COPYRIGHT & COPYWRONG
This guide is intended to provide a brief introduction and answer frequently asked questions. It does not seek to be exhaustive and definitely cannot be taken as legal advice.
If you need legal support, we recommend that you contact colleagues at the HKBU Knowledge Transfer Office as they work with solicitors and legal advisers on a daily basis and can offer in-depth consultations and professional advice.
Q1 | What is copyright, and what can I do with it?
Copyright is the right given to the owner of an original work, both print or from the online environment, including:
Literary works such as books and computer software
Musical works such as musical compositions
Dramatic works such as plays
Artistic works such as drawings, paintings and sculptures, sound recordings, films, broadcasts and cable programmes
Typographical arrangement of published editions of literary, dramatic or musical works
You as the copyright owner has exclusive rights to reproduce, prepare derivative works, distribute, copy, perform or display your work. Unless you choose to transfer all or part of these rights as is often the case when signing copyright transfer agreements with publishers, you keep all your rights. Anyone who exercises these rights without your permission (except as in fair dealing) is deemed to commit copyright infringement.
Q2 | How long does copyright last?
Copyright does not last forever. Unlike the U.S. where protection is for 70 years, copyright protection in Hong Kong is for 50 years depending on the nature of your work:
Literary, dramatic, musical or artistic works and films (in general)
50 years from the end of the calendar year in which the author died. However, upon death of the author or creator, copyright passes on the heirs so even though Picasso is dead, his works are still protected.
50 years from the time it is made, or if during that period it is released, 50 years from the date of release.
50 years from the time the performance takes place or, if during that 50 year period, a recording of the performance is released, the protection lasts for 50 years from the date of release.
Q3 | Do I need to register my copyright? How and where is it protected?
Copyright is automatic - it arises when a work is created. Unlike other intellectual property such as patents, trademarks and industrial designs, you do not need to register for copyright protection. In fact, there is no official registry in Hong Kong for copyright registration. Whether your work has aesthetic value or is creative does not matter at all. An item as simple as a photograph taken by anyone is automatically protected.
Hong Kong is also bound by a group of international treaties to respect copyright in works of creators from other places, and most of the world is covered by these treaties. Your work is therefore recognized and protected in all parts of China (including Taiwan) and around the world.
Q4 | Are there any copyright exceptions?
Exceptions in copyright law are intended to balance the rights of the owners and society as a whole for public good. This forms the basis for the fair dealing criteria. A work will only be infringed if a substantial part is taken, not only in terms of quantity but also quality. A musician copying a very catchy phrase from another song can be infringement even if that phrase is very short.
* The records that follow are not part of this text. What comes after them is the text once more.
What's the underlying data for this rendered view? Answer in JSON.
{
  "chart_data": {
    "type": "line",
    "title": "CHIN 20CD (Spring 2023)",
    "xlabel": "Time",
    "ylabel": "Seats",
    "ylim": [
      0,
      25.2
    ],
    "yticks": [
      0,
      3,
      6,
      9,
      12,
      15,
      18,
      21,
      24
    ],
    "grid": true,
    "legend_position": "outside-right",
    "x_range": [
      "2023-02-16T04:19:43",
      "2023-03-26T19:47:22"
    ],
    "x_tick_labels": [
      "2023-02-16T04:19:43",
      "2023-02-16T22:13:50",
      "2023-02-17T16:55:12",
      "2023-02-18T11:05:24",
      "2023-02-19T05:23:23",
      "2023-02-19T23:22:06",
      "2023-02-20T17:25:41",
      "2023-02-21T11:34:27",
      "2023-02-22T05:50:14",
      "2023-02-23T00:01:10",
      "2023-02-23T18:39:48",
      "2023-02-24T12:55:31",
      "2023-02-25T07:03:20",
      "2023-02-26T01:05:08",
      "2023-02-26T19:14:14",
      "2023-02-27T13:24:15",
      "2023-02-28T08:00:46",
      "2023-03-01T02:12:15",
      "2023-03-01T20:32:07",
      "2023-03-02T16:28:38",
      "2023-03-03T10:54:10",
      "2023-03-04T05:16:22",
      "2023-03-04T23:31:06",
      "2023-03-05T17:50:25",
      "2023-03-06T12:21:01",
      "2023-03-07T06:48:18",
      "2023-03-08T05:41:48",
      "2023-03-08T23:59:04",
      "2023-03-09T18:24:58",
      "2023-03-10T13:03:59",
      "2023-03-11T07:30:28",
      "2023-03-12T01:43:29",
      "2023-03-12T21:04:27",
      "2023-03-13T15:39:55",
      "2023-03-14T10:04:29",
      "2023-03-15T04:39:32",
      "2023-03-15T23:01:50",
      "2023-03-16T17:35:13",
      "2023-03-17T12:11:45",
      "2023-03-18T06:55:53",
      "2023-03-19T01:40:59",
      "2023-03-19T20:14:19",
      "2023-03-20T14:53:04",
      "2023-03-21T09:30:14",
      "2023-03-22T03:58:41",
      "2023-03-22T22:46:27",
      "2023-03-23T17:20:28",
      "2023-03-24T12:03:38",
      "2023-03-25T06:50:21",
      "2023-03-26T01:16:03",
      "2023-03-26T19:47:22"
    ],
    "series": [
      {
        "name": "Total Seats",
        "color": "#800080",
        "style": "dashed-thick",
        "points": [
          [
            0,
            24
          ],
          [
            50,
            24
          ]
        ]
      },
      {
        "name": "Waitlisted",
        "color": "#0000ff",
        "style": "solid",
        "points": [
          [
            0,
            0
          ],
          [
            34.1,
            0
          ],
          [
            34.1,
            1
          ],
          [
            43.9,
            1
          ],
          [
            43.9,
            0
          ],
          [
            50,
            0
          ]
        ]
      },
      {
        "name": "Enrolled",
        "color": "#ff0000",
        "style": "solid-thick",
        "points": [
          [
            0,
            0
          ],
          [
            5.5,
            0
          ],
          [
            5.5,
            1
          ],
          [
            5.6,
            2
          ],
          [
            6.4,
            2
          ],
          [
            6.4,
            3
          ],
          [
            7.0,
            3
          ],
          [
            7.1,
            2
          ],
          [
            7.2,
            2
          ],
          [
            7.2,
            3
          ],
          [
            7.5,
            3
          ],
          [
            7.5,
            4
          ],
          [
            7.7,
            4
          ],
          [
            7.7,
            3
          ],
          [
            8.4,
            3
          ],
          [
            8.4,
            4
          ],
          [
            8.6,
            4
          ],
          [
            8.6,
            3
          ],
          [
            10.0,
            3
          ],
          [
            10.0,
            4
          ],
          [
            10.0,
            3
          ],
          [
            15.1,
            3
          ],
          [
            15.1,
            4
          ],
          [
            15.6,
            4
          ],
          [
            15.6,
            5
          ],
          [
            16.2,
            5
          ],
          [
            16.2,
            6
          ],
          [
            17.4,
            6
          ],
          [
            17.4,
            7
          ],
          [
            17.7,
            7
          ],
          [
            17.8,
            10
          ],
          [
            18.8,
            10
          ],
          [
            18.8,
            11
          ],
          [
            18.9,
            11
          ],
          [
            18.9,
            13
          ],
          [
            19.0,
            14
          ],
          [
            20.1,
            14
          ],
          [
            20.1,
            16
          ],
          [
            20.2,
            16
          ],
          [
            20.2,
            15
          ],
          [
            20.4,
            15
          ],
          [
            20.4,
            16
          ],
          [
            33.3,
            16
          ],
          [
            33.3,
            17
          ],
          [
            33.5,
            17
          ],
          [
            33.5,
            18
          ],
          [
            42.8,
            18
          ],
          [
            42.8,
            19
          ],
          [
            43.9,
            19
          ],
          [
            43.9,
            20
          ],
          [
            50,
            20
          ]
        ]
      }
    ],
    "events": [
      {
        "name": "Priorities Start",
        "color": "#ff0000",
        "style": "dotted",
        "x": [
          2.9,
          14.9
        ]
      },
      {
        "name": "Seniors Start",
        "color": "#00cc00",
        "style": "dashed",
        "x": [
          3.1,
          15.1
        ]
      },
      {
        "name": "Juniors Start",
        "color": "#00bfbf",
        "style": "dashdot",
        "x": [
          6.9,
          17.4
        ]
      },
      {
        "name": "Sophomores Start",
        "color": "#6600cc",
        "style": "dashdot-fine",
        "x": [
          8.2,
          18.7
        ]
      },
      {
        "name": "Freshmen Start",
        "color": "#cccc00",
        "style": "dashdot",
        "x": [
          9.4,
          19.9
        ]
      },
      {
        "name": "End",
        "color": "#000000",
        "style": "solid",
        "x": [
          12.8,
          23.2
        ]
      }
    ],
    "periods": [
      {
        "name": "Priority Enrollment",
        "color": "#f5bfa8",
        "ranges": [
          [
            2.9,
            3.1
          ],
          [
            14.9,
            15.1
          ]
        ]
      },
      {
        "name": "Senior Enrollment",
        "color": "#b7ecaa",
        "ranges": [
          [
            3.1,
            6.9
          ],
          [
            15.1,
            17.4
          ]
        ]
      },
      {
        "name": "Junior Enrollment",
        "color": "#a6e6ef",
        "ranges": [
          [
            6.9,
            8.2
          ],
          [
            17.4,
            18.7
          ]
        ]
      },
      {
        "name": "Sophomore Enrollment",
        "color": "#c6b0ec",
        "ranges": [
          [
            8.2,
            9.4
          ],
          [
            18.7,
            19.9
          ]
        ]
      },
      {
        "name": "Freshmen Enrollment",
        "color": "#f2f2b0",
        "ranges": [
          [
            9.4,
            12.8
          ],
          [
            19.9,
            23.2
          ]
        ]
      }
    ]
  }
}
Subject to conditions, fair dealing for research and private study; criticism, review and news reporting, for use of works in library and school are permitted. Nevertheless you should still be cautious about possible infringement such as photocopying an unreasonable amount of a book. (See Q1 and Q2 on Fair Dealing & CC License.)
Q5 | How can I identify my copyright ownership?
It is good practice to include a copyright notice in your published work to indicate your ownership. The standard format is: © [year of first publication]. [name of copyright owner]. All rights reserved.
Example: © 2018. Hong Kong Baptist University. All rights reserved.
Please note however, that use of the '©' mark is not a sign of registration. it is simply a signal to others to respect your rights as the owner.
Q6 | Why is copyright so confusing and hard to understand?
Like all intellectual property laws, copyright laws are complex and can be seen as confusing, particularly when aspects such as fair dealing can appear to be unclear. The Intellectual Property Department tells us that it is best to understand copyright, as all other Intellectual property laws, that it is designed to "strike a balance between rights and responsibilities".
A good way to answer the above question is, as IPD said, instead of asking yourself "do I have the right to do this?", it is better to consider "would it be fair for someone to do this to me?".